Qu’il s’agisse de Kant ou d’Ayn Rand, une bonne part du problème réside dans la description initiale de l’homme. Ayn Rand la veut objective, mais la plus objective des disciplines rationnelles, à savoir la science, ne reconnaîtra pas un certain nombre de ses hypothèses. Ainsi, la rationalité n’est jamais séparée des émotions, et c’est particulièrement vrai dans le jugement moral : la morale serait incompréhensible si l’altruisme (l’empathie) n’était pas inscrit dans le cerveau humain, comme dans le cerveau de toute espèce sociale. De ce point de vue, Ayn Rand se trompe lorsqu’elle affirme : « L’homme est né avec un mécanisme émotionnel, tout comme il est né avec un mécanisme cognitif ; mais à la naissance, les deux sont tabula rasa. C’est la faculté cognitive de l’homme, son esprit, qui détermine le contenu de ces deux mécanismes. Le mécanisme émotionnel de l’homme est comme un ordinateur que son esprit doit programmer ; et le contenu du programme sont les valeurs choisies par son esprit ». Cette idée de la « page blanche » consiste à dire que nos émotions ne seraient absolument pas pré-orientées vers certains objets. Par exemple, si nous avions reçu une éducation d’égoïste rationnel, nous pourrions passer à côté d’un enfant qui souffre de blessures dans un fossé sans arrêter notre marche et sans éprouver le moindre remords à notre indifférence. C’est douteux, du moins pour la majorité des hommes. La psychologie expérimentale montre que dès la naissance, le cerveau du nouveau-né apprend à lire les émotions dans les voix et les visages des humains les plus proches (ses parents) et qu’au cours du développement, cette disposition se généralise au-delà de sa parenté, à des situations de vie mettant en jeu des étrangers et des inconnus.

La césure stricte de la sensibilité et de la rationalité fut fréquemment avancée par la philosophie classique et moderne, depuis Descartes, mais toutes les connaissances récentes issues des sciences de l’homme (évolution, développement, cognition, comportement) vont à l’encontre de cette idée. Cela ne signifie pas spécialement que la raison doit céder aux émotions, mais qu’une pensée prescriptive (morale) reposant sur l’exercice de la raison humaine en indépendance ou en opposition avec les émotions a de bonnes chances de rester un vœu pieux, de se révéler inapte à décrire et orienter le comportement des agents moraux, ou de la grande majorité d’entre eux.
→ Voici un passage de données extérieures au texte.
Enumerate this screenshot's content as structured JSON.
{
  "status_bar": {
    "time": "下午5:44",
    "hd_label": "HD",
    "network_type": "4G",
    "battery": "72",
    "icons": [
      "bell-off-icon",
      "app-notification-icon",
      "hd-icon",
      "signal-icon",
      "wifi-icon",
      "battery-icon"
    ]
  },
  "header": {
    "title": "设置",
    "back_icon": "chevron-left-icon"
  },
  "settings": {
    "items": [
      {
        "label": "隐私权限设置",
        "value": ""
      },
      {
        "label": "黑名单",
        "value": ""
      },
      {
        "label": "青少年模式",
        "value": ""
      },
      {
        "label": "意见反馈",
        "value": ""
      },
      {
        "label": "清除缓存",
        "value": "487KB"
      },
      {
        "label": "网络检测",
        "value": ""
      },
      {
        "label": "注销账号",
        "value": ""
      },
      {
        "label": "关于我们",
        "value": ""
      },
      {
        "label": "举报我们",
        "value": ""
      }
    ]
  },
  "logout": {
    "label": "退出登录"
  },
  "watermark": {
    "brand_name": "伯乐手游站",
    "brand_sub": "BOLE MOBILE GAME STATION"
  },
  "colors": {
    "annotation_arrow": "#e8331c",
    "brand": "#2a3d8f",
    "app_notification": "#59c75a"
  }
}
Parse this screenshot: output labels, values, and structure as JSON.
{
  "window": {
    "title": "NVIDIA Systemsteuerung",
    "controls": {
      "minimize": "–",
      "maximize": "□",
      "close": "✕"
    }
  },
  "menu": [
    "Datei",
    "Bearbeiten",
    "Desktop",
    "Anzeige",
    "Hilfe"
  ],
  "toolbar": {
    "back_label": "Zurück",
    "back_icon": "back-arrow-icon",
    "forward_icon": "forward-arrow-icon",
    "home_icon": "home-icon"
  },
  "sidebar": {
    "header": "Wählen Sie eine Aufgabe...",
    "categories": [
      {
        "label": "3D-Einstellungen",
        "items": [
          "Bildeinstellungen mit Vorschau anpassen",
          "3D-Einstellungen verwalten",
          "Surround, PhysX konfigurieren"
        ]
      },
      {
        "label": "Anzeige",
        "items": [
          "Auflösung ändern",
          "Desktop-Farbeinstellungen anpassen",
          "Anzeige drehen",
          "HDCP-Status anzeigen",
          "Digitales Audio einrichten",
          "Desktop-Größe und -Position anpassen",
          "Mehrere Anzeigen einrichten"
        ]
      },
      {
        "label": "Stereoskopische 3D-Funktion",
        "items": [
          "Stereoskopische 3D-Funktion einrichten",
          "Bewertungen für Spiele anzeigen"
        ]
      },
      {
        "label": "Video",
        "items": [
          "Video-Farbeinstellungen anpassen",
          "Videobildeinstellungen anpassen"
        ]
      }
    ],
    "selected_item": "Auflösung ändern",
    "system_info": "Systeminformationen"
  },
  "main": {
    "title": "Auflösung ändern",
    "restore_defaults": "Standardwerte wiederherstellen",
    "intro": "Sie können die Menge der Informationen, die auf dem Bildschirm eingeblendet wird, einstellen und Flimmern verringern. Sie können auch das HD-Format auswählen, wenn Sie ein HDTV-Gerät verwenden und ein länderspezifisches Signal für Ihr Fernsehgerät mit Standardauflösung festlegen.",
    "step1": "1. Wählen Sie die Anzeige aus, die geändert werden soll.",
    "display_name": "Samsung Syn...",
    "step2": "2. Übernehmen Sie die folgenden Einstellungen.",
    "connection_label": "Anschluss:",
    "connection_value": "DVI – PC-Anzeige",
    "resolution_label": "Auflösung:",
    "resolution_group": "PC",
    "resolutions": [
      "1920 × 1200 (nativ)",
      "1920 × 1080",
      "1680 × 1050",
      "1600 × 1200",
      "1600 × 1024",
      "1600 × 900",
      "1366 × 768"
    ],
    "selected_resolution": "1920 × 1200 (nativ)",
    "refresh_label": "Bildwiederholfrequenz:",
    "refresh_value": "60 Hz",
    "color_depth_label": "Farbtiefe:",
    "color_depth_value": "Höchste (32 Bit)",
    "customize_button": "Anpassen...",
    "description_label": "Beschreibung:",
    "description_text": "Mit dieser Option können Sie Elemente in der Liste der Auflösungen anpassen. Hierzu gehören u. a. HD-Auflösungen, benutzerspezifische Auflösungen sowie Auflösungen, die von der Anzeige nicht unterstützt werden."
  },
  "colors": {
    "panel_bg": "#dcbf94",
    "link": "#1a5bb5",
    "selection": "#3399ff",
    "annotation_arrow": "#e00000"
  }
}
Pour le dire autrement, Ayn Rand ne fait que décrire « objectivement » un certain type humain (le plus rationnel en même temps que le moins altruiste) et l’éthique adaptée à ce type humain. Ce faisant, elle néglige ou rejette les « sous-humains » et « brutes irrationnelles » qui en restent à des codes de comportement à base émotive, mystique ou sociale… mais qui forment de facto la masse de ses congénères ! (1)

Mais le problème ne se limite pas à la place des émotions dans nos jugements moraux ni aux différences de rationalité dans les comportements individuels. Même en se limitant aux individus les plus rationnels, ayant fait profession de réfléchir toute leur vie à la morale, on observe que les conclusions « objectives » d’Ayn Rand sont très loin de faire l’unanimité. Simple constat de fait : des individus tout à fait rationnels comme Aristote, Kant, Mill, Nietzsche, Rawls, Dworkin et bien d’autres parviennent à des positions bien différentes de celles de l’objectivisme (des libertariens en général).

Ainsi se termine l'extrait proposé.